Dei BioPharma Ltd
- Type: Private
- Industry: Biotechnology, Pharmaceuticals
- Founded: 2014
- Founder: Dr. Matthias Magoola
- Headquarters: Matugga, Kampala, Kampala, Uganda
- Key people: HITESH UPRETI (CEO)
- Products: Vaccines, insulin, oncology drugs, mRNA therapies, herbal medicines
- Website: deibiopharma.com

= Dei BioPharma =

Ugandan biotechnology and pharmaceutical company

Dei BioPharma Ltd is a Ugandan biotechnology and pharmaceutical company headquartered in Matugga, Wakiso District. Founded in 2014 by Dr. Matthias Magoola, the company operates one of Africa’s largest vaccine and drug manufacturing facilities, aimed at enhancing healthcare self-sufficiency across the continent.

== History ==
Dei BioPharma was established in 2014 by Ugandan scientist and entrepreneur Dr. Matthias Magoola. Its flagship facility, situated on 150 acres in Matugga, was inaugurated in July 2021 by Ugandan President Yoweri Museveni and then Kenyan Deputy President William Ruto.

== Operations ==
The Matugga facility is equipped to manufacture a wide range of pharmaceutical products including vaccines, insulin, oncology drugs, and mRNA therapies. It has the capacity to produce up to one billion doses of mRNA vaccines annually and is designed to meet standards set by the US FDA, EMA, and WHO.

In May 2024, Uganda’s National Drug Authority (NDA) granted Dei BioPharma licenses to begin manufacturing essential medicines, including non-beta-lactam tablets and hard gelatin capsules.

The plant comprises multiple sections for biotech, generic, injectable, oncology, nutraceuticals, penicillin, cephalosporin, non-beta-lactam, and vaccine manufacturing. The generic section alone is capable of producing over 150 different drugs, beginning with an initial batch of 25 types.

== Research and innovation ==
In 2025, the company submitted an application to the U.S. Food and Drug Administration (FDA) for approval of a novel GLP-1 agonist targeting diabetes and weight loss, making it the first African firm to pursue FDA approval for such a drug.

Dei BioPharma also invests in traditional medicine, leveraging Uganda's biodiversity to develop herbal-based treatments, including a malaria remedy derived from local herbs.

== Government investment and oversight ==
Between 2020 and 2024, the Ugandan government invested approximately UGX 723.4 billion in Dei BioPharma through multiple budget allocations.

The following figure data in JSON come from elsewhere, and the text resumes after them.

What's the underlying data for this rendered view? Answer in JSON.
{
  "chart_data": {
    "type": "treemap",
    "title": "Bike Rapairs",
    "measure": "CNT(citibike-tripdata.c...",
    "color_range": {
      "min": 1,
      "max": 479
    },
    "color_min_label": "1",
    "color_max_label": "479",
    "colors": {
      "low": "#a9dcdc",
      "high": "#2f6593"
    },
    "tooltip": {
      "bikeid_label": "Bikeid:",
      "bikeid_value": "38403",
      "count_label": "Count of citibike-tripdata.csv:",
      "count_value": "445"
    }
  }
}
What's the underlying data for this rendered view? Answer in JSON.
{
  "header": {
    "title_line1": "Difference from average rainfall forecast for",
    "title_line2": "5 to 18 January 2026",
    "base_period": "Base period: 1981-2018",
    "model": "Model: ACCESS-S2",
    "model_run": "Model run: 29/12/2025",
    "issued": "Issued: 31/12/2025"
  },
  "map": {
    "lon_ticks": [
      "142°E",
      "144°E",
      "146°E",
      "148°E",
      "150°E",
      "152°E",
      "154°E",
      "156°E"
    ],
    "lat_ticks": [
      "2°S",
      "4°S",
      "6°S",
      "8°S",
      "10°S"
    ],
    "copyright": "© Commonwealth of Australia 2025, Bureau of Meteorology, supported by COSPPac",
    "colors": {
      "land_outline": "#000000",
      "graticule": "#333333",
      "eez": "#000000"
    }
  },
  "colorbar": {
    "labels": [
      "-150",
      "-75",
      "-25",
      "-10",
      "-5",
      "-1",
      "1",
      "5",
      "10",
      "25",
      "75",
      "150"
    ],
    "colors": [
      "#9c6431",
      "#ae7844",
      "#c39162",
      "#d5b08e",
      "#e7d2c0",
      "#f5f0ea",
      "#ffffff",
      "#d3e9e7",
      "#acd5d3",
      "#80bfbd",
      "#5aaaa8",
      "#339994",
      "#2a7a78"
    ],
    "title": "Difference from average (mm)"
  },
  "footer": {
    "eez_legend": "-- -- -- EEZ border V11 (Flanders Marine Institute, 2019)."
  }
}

The investment sparked parliamentary scrutiny, with the Leader of the Opposition, Joel Ssenyonyi, questioning the absence of key documents such as a valuation by the Chief Government Valuer and a formal memorandum of understanding.

The Auditor General’s report further raised concerns about the lack of share certificates and valuation documentation.

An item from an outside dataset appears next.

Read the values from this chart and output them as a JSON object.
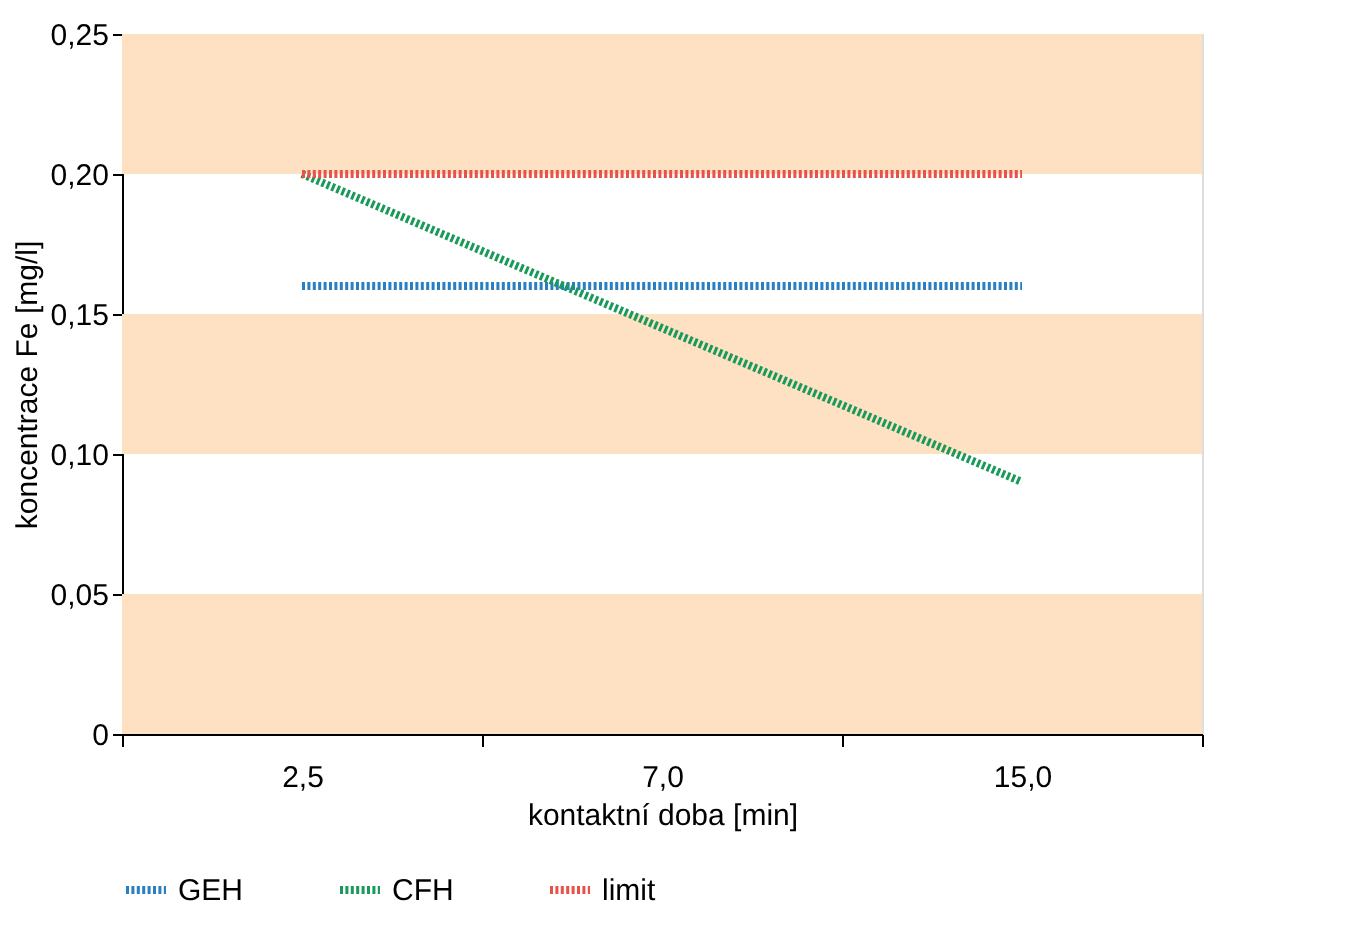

In response to mounting questions, the company indicated a willingness to refund the investment, although no formal agreement had been reached as of late 2024.

== Recognition ==
In August 2024, Dei BioPharma was awarded "Best Pharma Company" at the African Excellence Awards hosted by MEA Markets in London.

Members of the Ugandan Parliament commended the company for pioneering drug development in underrepresented areas such as oncology and vaccine production.